The case of Zerah Colburn is told this way by Samuel Butler in Life and Habit (1878).
Some learn to play, to read, write, and talk, with hardly an effort - some show such an instinctive aptitude for arithmetic that, like Zerah Colburn, at eight years old, they achieve results without instruction, which in the case of most people would require a long education. The account of Zerah Colburn, as quoted from Mr. Baily in Dr. Carpenter’s “Mental Physiology,” may perhaps be given here.
“He raised any number consisting of one figure progressively to the tenth power, giving the results (by actual multiplication and not by memory) faster than they could be set down in figures by the person appointed to record them. He raised the number 8 progressively to the sixteenth power, and in naming the last result, which consisted of 15 figures, he was right in every one. Some numbers consisting of two figures he raised as high as the eighth power, though he found a difficulty in proceeding when the products became very large.
“On being asked the square root of 106,929, he answered 327 before the original number could be written down. He was then required to find the cube root of 268,336,125, and with equal facility and promptness he replied 645.
“He was asked how many minutes there are in 48 years, and before the question could be taken down he replied 25,228,800, and immediately afterwards he gave the correct number of seconds.
“On being requested to give the factors which would produce the number 247,483, he immediately named 941 and 263, which are the only two numbers from the multiplication of which it would result. On 171,395 being proposed, he named 5 × 34,279, 7 × 24,485, 59 × 2905, 83 × 2065, 35 × 4897, 295 × 581, and 413 × 415.
“He was then asked to give the factors of 36,083, but he immediately replied that it had none, which was really the case, this being a prime number. Other numbers being proposed to him indiscriminately, he always succeeded in giving the correct factors except in the case of prime numbers, which he generally discovered almost as soon as they were proposed to him. The number 4,294,967,297, which is 2^32 + 1, having been given him, he discovered, as Euler had previously done, that it was not the prime number which Fermat had supposed it to be, but that it is the product of the factors 6,700,417 × 641. The solution of this problem was only given after the lapse of some weeks, but the method he took to obtain it clearly showed that he had not derived his information from any extraneous source.
“When he was asked to multiply together numbers both consisting of more than these figures, he seemed to decompose one or both of them into its factors, and to work with them separately.
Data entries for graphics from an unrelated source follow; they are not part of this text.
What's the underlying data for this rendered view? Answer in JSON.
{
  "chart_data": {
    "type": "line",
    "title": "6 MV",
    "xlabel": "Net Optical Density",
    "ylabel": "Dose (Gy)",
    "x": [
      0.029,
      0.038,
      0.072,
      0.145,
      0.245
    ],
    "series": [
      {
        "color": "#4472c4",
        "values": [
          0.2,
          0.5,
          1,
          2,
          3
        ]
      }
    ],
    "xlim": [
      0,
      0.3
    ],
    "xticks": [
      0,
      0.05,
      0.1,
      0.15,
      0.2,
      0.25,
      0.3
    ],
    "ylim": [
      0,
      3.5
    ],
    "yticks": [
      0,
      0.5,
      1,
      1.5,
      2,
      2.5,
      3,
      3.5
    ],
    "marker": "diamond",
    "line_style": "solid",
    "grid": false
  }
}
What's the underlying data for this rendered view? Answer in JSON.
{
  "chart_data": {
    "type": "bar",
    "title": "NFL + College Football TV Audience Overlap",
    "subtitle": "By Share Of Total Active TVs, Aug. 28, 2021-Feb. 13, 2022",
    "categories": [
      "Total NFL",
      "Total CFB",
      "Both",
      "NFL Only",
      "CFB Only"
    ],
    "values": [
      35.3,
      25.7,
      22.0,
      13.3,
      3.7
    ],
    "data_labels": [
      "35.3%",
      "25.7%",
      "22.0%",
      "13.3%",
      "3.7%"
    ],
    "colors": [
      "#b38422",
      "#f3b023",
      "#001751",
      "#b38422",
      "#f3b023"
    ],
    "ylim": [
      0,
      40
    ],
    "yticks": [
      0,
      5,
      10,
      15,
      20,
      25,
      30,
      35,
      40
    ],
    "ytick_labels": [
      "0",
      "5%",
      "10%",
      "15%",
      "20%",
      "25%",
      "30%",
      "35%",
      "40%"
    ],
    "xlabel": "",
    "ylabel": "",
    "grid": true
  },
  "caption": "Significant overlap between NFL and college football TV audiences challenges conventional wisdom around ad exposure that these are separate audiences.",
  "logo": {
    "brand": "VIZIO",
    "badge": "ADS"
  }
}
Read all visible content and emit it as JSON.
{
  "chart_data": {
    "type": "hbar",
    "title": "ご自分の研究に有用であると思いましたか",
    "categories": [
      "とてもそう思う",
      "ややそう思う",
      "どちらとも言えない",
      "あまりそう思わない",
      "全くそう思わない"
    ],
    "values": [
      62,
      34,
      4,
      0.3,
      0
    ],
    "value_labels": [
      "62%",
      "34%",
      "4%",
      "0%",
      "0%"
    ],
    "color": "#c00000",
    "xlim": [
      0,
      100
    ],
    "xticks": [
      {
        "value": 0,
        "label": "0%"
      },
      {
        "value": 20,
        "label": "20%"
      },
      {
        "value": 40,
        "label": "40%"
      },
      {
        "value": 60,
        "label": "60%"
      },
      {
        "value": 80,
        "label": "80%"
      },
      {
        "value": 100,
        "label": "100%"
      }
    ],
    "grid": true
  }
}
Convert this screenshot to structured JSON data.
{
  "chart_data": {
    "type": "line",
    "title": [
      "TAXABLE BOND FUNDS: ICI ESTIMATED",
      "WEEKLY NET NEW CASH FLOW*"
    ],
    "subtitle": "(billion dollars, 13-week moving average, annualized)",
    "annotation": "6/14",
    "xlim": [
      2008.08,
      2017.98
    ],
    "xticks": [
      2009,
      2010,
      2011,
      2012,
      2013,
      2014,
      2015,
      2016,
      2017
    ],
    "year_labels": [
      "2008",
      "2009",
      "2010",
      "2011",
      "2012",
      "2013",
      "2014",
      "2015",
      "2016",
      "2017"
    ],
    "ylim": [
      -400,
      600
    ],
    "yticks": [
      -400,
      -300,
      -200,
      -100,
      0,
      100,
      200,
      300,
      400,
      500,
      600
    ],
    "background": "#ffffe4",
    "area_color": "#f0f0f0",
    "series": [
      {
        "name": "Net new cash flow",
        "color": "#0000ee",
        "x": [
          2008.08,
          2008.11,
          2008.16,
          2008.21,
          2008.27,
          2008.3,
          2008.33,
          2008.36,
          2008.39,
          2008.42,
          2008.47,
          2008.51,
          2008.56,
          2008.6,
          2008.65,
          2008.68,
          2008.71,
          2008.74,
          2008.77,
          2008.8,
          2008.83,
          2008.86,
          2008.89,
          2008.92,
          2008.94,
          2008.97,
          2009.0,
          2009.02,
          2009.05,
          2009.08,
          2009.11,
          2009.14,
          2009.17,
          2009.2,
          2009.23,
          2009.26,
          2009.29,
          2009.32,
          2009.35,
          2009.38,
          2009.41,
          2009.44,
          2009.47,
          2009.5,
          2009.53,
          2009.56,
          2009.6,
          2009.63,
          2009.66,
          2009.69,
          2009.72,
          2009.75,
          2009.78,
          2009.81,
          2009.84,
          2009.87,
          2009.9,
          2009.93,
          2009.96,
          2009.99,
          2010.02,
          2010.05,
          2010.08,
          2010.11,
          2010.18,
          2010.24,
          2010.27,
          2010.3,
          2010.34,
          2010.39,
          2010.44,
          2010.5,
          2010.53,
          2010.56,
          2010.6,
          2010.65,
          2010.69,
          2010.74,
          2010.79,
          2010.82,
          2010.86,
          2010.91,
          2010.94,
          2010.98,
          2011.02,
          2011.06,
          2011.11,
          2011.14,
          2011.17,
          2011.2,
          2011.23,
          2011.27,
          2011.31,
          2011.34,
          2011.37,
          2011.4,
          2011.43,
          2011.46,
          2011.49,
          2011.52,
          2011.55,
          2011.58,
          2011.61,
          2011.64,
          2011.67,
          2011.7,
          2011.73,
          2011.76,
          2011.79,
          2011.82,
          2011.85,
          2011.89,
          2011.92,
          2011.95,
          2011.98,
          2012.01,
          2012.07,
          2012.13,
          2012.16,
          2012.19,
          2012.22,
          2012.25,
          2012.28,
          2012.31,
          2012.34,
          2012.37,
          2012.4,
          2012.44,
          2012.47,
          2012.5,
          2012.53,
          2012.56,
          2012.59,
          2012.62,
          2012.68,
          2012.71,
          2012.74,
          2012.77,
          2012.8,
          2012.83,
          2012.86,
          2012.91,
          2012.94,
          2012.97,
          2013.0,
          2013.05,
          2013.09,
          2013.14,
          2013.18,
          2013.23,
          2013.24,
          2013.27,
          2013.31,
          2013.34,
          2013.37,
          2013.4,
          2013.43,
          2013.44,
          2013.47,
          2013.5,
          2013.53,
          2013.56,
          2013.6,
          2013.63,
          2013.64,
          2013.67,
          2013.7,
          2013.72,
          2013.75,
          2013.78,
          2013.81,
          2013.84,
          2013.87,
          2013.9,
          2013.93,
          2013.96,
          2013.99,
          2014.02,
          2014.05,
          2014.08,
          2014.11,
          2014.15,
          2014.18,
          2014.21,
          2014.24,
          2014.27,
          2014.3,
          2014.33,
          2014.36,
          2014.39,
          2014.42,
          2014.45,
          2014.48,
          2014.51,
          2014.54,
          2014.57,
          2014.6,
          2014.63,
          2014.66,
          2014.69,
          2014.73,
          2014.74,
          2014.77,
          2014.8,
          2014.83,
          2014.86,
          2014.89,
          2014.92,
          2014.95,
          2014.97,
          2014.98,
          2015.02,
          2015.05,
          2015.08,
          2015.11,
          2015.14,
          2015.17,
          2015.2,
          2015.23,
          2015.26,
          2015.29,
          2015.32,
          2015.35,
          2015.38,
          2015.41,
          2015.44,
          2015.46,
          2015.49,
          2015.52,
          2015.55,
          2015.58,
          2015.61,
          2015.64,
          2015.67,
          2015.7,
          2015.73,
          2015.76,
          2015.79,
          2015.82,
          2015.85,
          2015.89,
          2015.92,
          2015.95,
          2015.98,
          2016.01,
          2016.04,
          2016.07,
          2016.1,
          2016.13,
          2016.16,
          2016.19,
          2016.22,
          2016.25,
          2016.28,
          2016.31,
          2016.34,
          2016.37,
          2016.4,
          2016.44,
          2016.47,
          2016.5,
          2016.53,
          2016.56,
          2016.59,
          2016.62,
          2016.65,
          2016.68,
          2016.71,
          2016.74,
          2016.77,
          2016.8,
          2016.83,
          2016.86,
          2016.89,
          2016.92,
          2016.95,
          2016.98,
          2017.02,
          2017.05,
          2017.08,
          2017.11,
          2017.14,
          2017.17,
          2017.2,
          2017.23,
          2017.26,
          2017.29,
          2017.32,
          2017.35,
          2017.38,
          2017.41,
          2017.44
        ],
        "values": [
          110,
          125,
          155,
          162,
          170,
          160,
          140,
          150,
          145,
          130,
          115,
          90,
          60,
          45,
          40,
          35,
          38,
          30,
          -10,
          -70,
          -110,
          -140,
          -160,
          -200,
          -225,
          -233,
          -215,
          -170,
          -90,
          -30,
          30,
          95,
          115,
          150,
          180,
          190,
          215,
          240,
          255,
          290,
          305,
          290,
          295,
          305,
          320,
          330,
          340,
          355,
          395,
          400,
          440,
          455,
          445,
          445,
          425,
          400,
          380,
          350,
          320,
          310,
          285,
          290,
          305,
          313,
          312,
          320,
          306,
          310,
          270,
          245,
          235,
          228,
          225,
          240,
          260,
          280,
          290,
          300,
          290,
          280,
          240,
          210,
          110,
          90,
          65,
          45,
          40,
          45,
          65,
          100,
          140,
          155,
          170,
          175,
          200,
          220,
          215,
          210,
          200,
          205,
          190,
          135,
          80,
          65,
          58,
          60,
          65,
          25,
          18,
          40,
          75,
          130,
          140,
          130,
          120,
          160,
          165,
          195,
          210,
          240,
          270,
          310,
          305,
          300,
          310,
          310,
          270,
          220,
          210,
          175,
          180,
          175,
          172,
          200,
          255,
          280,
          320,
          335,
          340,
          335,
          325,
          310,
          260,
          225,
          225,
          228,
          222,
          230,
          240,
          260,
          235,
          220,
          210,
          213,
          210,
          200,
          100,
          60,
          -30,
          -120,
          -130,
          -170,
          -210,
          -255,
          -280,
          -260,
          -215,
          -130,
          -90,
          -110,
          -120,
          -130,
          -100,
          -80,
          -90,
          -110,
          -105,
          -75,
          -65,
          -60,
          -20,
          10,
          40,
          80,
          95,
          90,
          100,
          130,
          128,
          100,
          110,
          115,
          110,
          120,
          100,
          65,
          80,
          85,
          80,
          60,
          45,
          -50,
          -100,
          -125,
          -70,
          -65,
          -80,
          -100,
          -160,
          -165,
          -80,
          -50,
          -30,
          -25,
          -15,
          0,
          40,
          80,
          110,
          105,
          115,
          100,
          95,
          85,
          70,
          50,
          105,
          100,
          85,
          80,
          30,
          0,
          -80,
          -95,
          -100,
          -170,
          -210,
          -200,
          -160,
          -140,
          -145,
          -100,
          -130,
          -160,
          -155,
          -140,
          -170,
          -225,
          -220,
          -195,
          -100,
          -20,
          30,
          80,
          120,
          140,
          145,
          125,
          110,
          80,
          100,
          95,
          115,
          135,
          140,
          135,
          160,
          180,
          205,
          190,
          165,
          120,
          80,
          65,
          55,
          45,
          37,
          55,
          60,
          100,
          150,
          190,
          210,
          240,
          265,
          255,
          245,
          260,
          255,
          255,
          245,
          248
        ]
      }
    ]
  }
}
Thus, on being asked to give the square of 4395, he multiplied 293 by itself, and then twice multiplied the product by 15. And on being asked to tell the square of 999,999 he obtained the correct result, 999,998,000,001, by twice multiplying the square of 37,037 by 27. He then of his own accord multiplied that product by 49, and said that the result (viz., 48,999,902,000,049) was equal to the square of 6,999,993. He afterwards multiplied this product by 49, and observed that the result (viz., 2,400,995,198,002,401) was equal to the square of 48,999,951. He was again asked to multiply the product by 25, and in naming the result (viz., 60,024,879,950,060,025) he said it was equal to the square of 244,999,755.
“On being interrogated as to the manner in which he obtained these results, the boy constantly said he did not know how the answers came into his mind. In the act of multiplying two numbers together, and in the raising of powers, it was evident (alike from the facts just stated and from the motion of his lips) that some operation was going forward in his mind; yet that operation could not (from the readiness with which his answers were furnished) have been at all allied to the usual modes of procedure, of which, indeed, he was entirely ignorant, not being able to perform on paper a simple sum in multiplication or division. But in the extraction of roots, and in the discovery of the factors of large numbers, it did not appear that any operation could take place, since he gave answers immediately, or in a very few seconds, which, according to the ordinary methods, would have required very difficult and laborious calculations, and prime numbers cannot be recognised as such by any known rule.”
I should hope that many of the above figures are wrong. I have verified them carefully with Dr. Carpenter’s quotation, but further than this I cannot and will not go. Also I am happy to find that in the end the boy overcame the mathematics, and turned out a useful but by no means particularly calculating member of society.